Enemy Central’s own Olympic judge, Thomas Spongberg, is ready to buzz the Kremlin with U2’s and B-52s and any missile we have left over from the Clinton age of cowardice. No longer can the U.S. sit idly by while our great friends to the North are treated like Albanian skaters during the age of Enver Hoxha. To protect Canada from further assault, occupation by U.S. special forces may be in order.

In the interests of full disclosure, Enemy Central officially declares it has paid scant attention to this year’s snow games. What do we know about a small faraway distant state like Utah, other than that John Stockton and Karl Malone play there? Perhaps we’d watch the coverage if the Olympics were finally to recognize our favorite competition — snowball throwing. The sport predates even the ancient Greeks, archeologists tell us.

Judge Spongberg issued another complaint: against Philadelphia 76er fans who booed hometown antihero Kobe Bryant during last Sunday’s NBA All-Star game in Liberty Bell City. Some might argue that it’s a natural condition for captives to heap opprobrium on the one who got away. Our own findings, however, suggest that Russian and French fans in the stands made a deal to disrupt proceedings. Just to be on the safe side, we’ve asked the U.N. to send peacekeepers to next year’s all-star game. U.S. special forces may join them, if Canada permits them to leave.

As we head further South, Agent Robert C. Royce, Esq. hauls in Atlanta editorialist extraordinaire Cynthia Tucker for going gaga over Sen. John McCain. Royce liked her more when she was calling for air-drops of pork-based Spam to Muslim Afghan refugees. We ourselves like her most when she is air-dropped into Jim Lehrer’s “NewsHour,” where she always finds a way to inform Margaret Warner of something Ms. Warner appears to be hearing for the first time.

Agent Ann Ellwood, a token female at Enemy Central whose hiring cost several less-qualified male agents their jobs, has brought in a stack of British and European newspapers and magazines to be used as kindling for the Olympic flame. Their spewing against sainted and selfless America is more than civilization should have to bear. Hear, hear. Subpoenas will go out to Messrs. Daschle and Gore, who apparently drew on these periodicals to formulate their attacks on unimpeachable Bush policies.

Tom Daschle‘s case remains something of a mystery, though. It took him a good few weeks before he went public to attack Bush for calling the axis of evil an axis of evil. It’s not clear who’s at fault: the White House, or the Senate majority leader’s own people, for failing to provide Daschle with a readable translation of the president’s State of the Union address.

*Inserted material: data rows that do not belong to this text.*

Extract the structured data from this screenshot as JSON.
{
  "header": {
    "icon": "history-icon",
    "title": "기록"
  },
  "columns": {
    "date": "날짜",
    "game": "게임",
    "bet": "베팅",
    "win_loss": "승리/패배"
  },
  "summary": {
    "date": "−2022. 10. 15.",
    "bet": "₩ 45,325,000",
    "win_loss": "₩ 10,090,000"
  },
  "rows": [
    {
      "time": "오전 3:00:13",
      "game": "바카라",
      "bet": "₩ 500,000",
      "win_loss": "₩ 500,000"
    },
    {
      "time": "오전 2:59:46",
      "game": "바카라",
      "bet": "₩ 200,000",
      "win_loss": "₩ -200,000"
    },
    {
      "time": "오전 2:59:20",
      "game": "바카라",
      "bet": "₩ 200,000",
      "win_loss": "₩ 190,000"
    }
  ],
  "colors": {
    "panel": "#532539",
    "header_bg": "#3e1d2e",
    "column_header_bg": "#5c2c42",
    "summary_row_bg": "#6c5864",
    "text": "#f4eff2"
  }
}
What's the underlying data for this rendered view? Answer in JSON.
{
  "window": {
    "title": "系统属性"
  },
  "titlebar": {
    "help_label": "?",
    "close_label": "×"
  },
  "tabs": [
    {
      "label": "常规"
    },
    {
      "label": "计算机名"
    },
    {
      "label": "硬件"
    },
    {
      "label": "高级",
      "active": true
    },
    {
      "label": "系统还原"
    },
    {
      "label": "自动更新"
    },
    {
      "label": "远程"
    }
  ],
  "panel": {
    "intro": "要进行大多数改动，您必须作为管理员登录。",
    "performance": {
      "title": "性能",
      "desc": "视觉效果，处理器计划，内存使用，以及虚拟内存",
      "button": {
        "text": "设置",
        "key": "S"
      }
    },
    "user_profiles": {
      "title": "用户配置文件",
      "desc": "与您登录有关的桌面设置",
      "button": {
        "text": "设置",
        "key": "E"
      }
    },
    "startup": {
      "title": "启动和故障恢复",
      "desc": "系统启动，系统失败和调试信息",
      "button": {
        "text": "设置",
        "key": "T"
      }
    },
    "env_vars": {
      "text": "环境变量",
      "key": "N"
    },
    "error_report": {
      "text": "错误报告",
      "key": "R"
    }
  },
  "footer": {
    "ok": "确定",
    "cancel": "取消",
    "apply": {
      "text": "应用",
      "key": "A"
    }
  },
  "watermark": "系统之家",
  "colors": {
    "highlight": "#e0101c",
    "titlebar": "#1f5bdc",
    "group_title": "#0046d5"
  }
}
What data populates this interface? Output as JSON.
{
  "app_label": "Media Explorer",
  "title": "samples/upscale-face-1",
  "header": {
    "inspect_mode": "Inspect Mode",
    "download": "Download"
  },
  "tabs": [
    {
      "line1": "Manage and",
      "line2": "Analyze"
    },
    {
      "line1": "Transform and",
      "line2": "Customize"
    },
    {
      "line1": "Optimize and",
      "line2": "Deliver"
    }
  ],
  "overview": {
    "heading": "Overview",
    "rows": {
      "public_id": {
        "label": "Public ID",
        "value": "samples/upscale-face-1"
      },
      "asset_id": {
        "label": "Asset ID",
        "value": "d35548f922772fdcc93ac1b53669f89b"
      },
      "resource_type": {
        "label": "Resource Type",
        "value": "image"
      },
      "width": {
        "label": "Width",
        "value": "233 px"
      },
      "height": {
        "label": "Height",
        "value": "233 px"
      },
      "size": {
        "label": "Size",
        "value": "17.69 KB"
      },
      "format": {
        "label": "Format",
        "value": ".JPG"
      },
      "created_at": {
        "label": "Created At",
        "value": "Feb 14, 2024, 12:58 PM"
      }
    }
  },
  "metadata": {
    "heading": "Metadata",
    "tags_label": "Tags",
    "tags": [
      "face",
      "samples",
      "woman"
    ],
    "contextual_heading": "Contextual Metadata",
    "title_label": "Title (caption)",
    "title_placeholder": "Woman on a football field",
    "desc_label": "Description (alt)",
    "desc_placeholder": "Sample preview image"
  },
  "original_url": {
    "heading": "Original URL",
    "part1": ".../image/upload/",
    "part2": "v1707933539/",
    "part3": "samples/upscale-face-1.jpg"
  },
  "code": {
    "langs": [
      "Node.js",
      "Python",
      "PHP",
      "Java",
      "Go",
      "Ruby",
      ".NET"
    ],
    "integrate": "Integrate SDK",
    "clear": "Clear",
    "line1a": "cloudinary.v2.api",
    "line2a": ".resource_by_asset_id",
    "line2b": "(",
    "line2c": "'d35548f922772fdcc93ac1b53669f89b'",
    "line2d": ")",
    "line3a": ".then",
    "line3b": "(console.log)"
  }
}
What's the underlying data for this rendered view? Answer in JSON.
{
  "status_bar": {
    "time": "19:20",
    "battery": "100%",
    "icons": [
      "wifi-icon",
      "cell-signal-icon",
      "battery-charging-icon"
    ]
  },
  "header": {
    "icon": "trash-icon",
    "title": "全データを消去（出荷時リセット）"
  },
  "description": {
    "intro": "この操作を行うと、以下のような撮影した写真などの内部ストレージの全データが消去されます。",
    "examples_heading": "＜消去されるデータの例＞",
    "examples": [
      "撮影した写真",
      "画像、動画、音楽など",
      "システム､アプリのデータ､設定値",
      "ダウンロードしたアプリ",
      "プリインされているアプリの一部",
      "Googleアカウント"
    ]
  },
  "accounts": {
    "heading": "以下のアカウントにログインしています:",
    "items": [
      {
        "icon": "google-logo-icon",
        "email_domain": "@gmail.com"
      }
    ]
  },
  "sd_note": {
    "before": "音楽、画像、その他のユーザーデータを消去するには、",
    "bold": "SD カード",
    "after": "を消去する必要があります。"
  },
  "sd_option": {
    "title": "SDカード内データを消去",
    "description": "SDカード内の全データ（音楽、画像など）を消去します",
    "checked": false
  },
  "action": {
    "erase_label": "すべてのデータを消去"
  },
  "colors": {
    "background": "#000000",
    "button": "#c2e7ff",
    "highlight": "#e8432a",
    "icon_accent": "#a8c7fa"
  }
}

In the busy world of journalism, Michael Kinsley‘s announcement that he’s retiring as editor of Slate.com elicited many tributes to Kinsley and his many good works. But then Salon.com’s David Talbot came along, and he criticized Kinsley and his Slatesters in these words: “They have not excelled as reporters. I don’t think they’ve broken any stories that I can remember.” But what about the story that Kinsley was retiring? Anyway, last we checked it wasn’t Salon.com that broke it. (Of course our checking was less thorough than it might have been if Salon.com didn’t now charge Enron fees to access its x-minded pages.)

Now thanks to a guest lecturer at Brown University it’s possible that all copies of Shakespeare’s “Julius Caesar” will go the way of this week’s haul of British and European journals. If as the lecturer said our president is Caesar, is the lecturer suggesting that he himself is Brutus? And were those 19 terrorists of September 11 really as “brave” as he said they were? It’s more likely he doesn’t even know the meaning of the word. He owned a team that calls itself “The Braves,” yet every year come playoff time it turns into chickens. By popular acclaim, Ted Turner is this week’s EOW, not for what he said, but because he proved too chicken to stand by own remarks. If Ted Turner is no longer brave, then we know Jane Fonda will have won.